NFL Films and Network: A Marriage Gone Bad
Really interesting piece at philly.com.
“The thing that has always set NFL Films apart, the thing that has been its trademark, is the slow spiral in the air,” said Comcast SportsNet’s Ray Didinger, an Emmy-winning producer and writer at Films for 9 years before leaving in 2008. “One shot lasting 45 seconds. The ball leaving the quarterback’s hands and being caught. That was the kind of stuff that made NFL Films great and helped make the league so popular. That was their signature.
“But you’ve got these guys [at NFL Network] now with ADD, they’re watching that ball spinning and they’re saying, ‘OK, let’s catch it already. Go, go, go. Catch the ball, will ya.’

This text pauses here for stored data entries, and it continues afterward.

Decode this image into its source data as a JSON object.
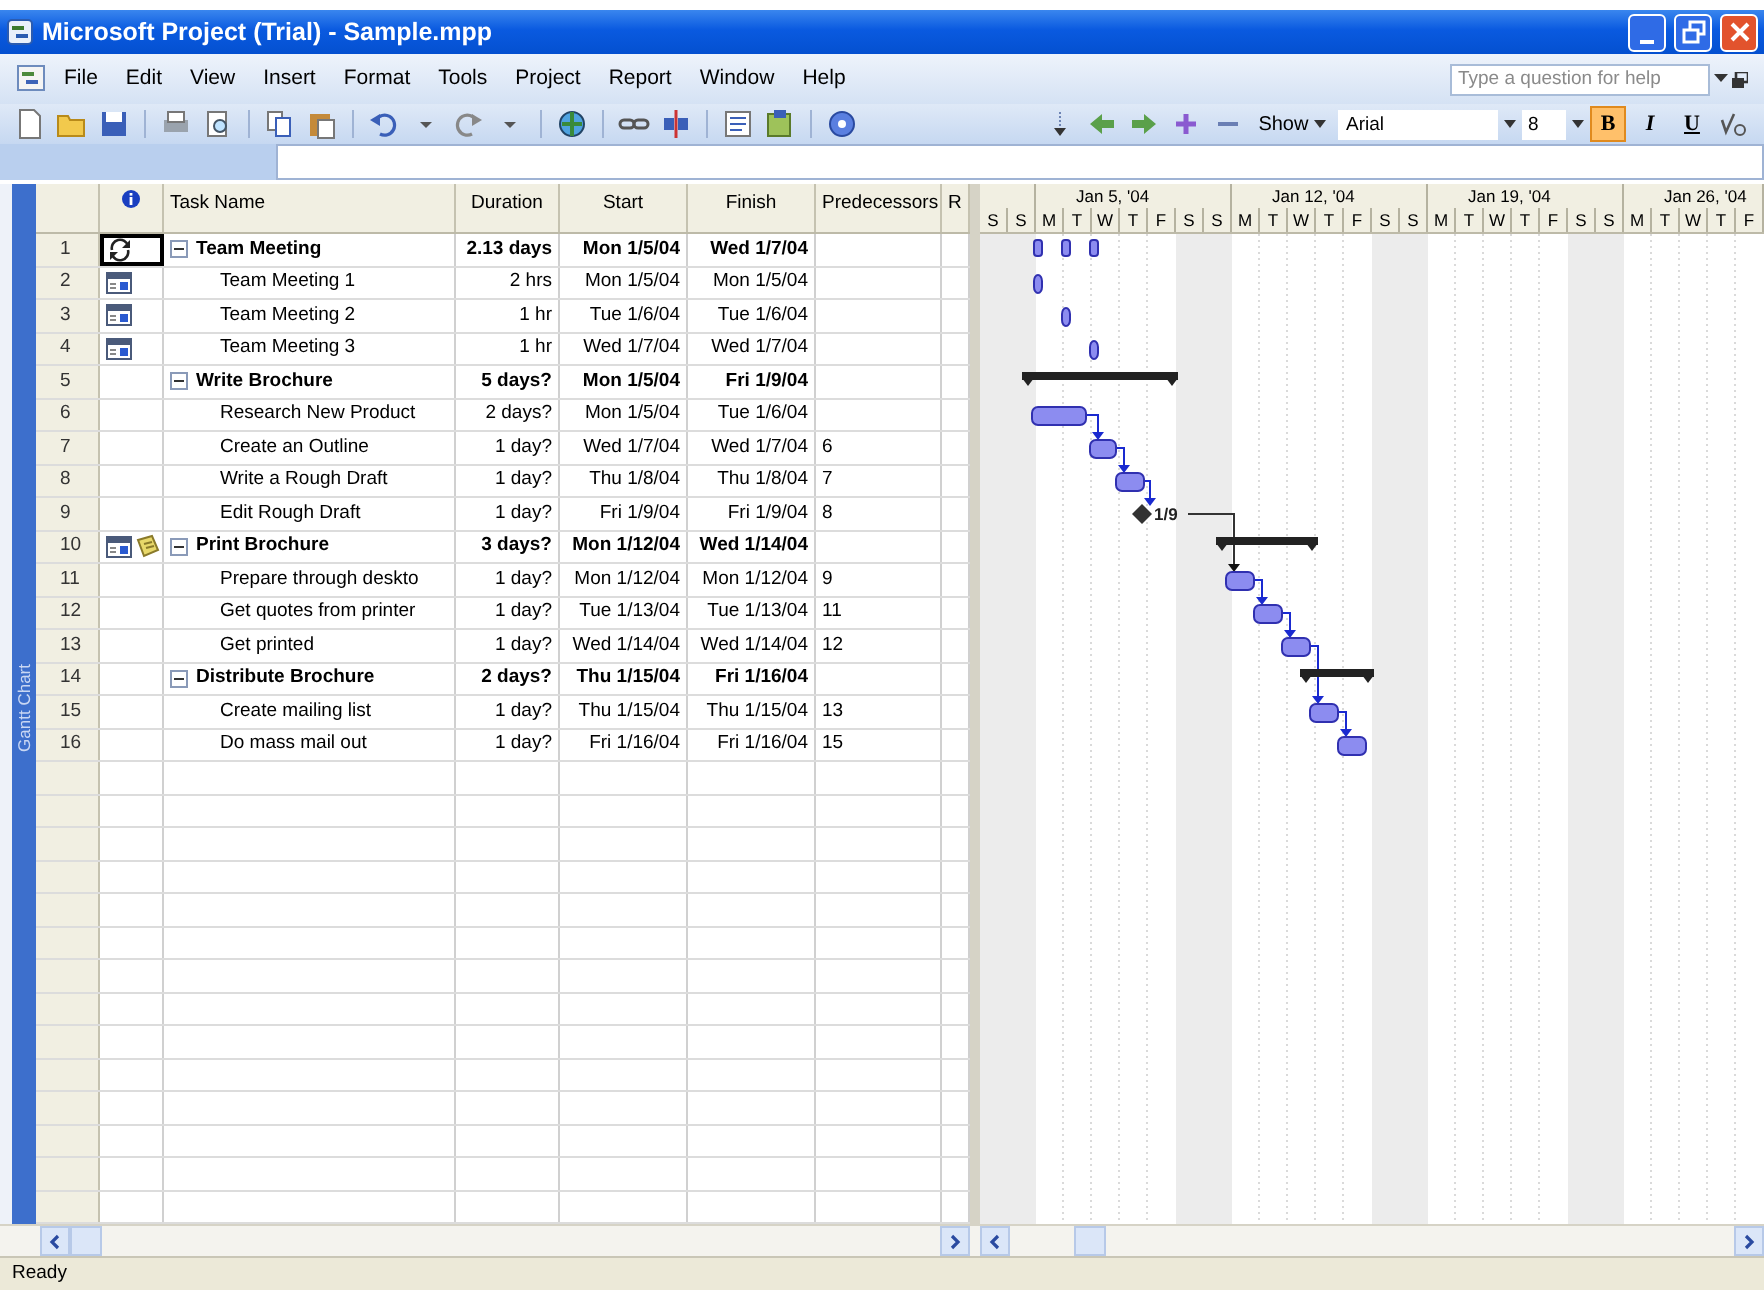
{
  "window": {
    "title": "Microsoft Project (Trial) - Sample.mpp"
  },
  "menu_bar": {
    "items": [
      "File",
      "Edit",
      "View",
      "Insert",
      "Format",
      "Tools",
      "Project",
      "Report",
      "Window",
      "Help"
    ],
    "help_field": {
      "placeholder": "Type a question for help"
    }
  },
  "formatting_toolbar": {
    "show_menu": "Show",
    "font": "Arial",
    "font_size": "8",
    "style_buttons": [
      {
        "label": "B",
        "selected": true
      },
      {
        "label": "I",
        "selected": false
      },
      {
        "label": "U",
        "selected": false
      }
    ]
  },
  "view_bar": {
    "label": "Gantt Chart"
  },
  "table": {
    "columns": [
      "Task Name",
      "Duration",
      "Start",
      "Finish",
      "Predecessors",
      "R"
    ],
    "rows": [
      {
        "id": "1",
        "kind": "recurring",
        "selected": true,
        "expanded": true,
        "indicators": [
          {
            "kind": "recurring"
          }
        ],
        "name": "Team Meeting",
        "duration": "2.13 days",
        "start": "Mon 1/5/04",
        "finish": "Wed 1/7/04",
        "children": [
          {
            "id": "2",
            "kind": "task",
            "selected": false,
            "indicators": [
              {
                "kind": "calendar"
              }
            ],
            "name": "Team Meeting 1",
            "duration": "2 hrs",
            "start": "Mon 1/5/04",
            "finish": "Mon 1/5/04"
          },
          {
            "id": "3",
            "kind": "task",
            "selected": false,
            "indicators": [
              {
                "kind": "calendar"
              }
            ],
            "name": "Team Meeting 2",
            "duration": "1 hr",
            "start": "Tue 1/6/04",
            "finish": "Tue 1/6/04"
          },
          {
            "id": "4",
            "kind": "task",
            "selected": false,
            "indicators": [
              {
                "kind": "calendar"
              }
            ],
            "name": "Team Meeting 3",
            "duration": "1 hr",
            "start": "Wed 1/7/04",
            "finish": "Wed 1/7/04"
          }
        ]
      },
      {
        "id": "5",
        "kind": "summary",
        "selected": false,
        "expanded": true,
        "name": "Write Brochure",
        "duration": "5 days?",
        "start": "Mon 1/5/04",
        "finish": "Fri 1/9/04",
        "children": [
          {
            "id": "6",
            "kind": "task",
            "selected": false,
            "name": "Research New Product",
            "duration": "2 days?",
            "start": "Mon 1/5/04",
            "finish": "Tue 1/6/04"
          },
          {
            "id": "7",
            "kind": "task",
            "selected": false,
            "name": "Create an Outline",
            "duration": "1 day?",
            "start": "Wed 1/7/04",
            "finish": "Wed 1/7/04",
            "predecessors": "6"
          },
          {
            "id": "8",
            "kind": "task",
            "selected": false,
            "name": "Write a Rough Draft",
            "duration": "1 day?",
            "start": "Thu 1/8/04",
            "finish": "Thu 1/8/04",
            "predecessors": "7"
          },
          {
            "id": "9",
            "kind": "milestone",
            "selected": false,
            "name": "Edit Rough Draft",
            "duration": "1 day?",
            "start": "Fri 1/9/04",
            "finish": "Fri 1/9/04",
            "predecessors": "8",
            "bar_label": "1/9"
          }
        ]
      },
      {
        "id": "10",
        "kind": "summary",
        "selected": false,
        "expanded": true,
        "indicators": [
          {
            "kind": "calendar"
          },
          {
            "kind": "note"
          }
        ],
        "name": "Print Brochure",
        "duration": "3 days?",
        "start": "Mon 1/12/04",
        "finish": "Wed 1/14/04",
        "children": [
          {
            "id": "11",
            "kind": "task",
            "selected": false,
            "name": "Prepare through deskto",
            "duration": "1 day?",
            "start": "Mon 1/12/04",
            "finish": "Mon 1/12/04",
            "predecessors": "9"
          },
          {
            "id": "12",
            "kind": "task",
            "selected": false,
            "name": "Get quotes from printer",
            "duration": "1 day?",
            "start": "Tue 1/13/04",
            "finish": "Tue 1/13/04",
            "predecessors": "11"
          },
          {
            "id": "13",
            "kind": "task",
            "selected": false,
            "name": "Get printed",
            "duration": "1 day?",
            "start": "Wed 1/14/04",
            "finish": "Wed 1/14/04",
            "predecessors": "12"
          }
        ]
      },
      {
        "id": "14",
        "kind": "summary",
        "selected": false,
        "expanded": true,
        "name": "Distribute Brochure",
        "duration": "2 days?",
        "start": "Thu 1/15/04",
        "finish": "Fri 1/16/04",
        "children": [
          {
            "id": "15",
            "kind": "task",
            "selected": false,
            "name": "Create mailing list",
            "duration": "1 day?",
            "start": "Thu 1/15/04",
            "finish": "Thu 1/15/04",
            "predecessors": "13"
          },
          {
            "id": "16",
            "kind": "task",
            "selected": false,
            "name": "Do mass mail out",
            "duration": "1 day?",
            "start": "Fri 1/16/04",
            "finish": "Fri 1/16/04",
            "predecessors": "15"
          }
        ]
      }
    ]
  },
  "gantt": {
    "weeks": [
      "Jan 5, '04",
      "Jan 12, '04",
      "Jan 19, '04",
      "Jan 26, '04"
    ],
    "days": [
      "S",
      "S",
      "M",
      "T",
      "W",
      "T",
      "F",
      "S",
      "S",
      "M",
      "T",
      "W",
      "T",
      "F",
      "S",
      "S",
      "M",
      "T",
      "W",
      "T",
      "F",
      "S",
      "S",
      "M",
      "T",
      "W",
      "T",
      "F"
    ]
  },
  "status_bar": {
    "text": "Ready"
  }
}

“We would sit down in meetings with them occasionally when I was there and we’d be discussing programming for the upcoming season. Every time we would propose an NFL Films-type look at something, you could kind of see them say, ‘Well, ya know, we were thinking of something that was a little edgier and a little punchier and a little faster.’
“The term that we used to get kicked back at us from time to time was, ‘dinosaur television.’ They’d say, ‘That stuff is dated. Been done before. People have seen it. We’re going to change the way football is presented on television.’
“That really bothered me because the one thing about NFL Films was it was distinctive. [If] you saw an NFL Films show on television, it didn’t sound like, look like, feel like anything else on television. If you saw it, you said, ‘That’s NFL Films.’ It had a uniqueness. What’s unique about the NFL Network? It looks like what it is. It looks like a knockoff of ESPN.”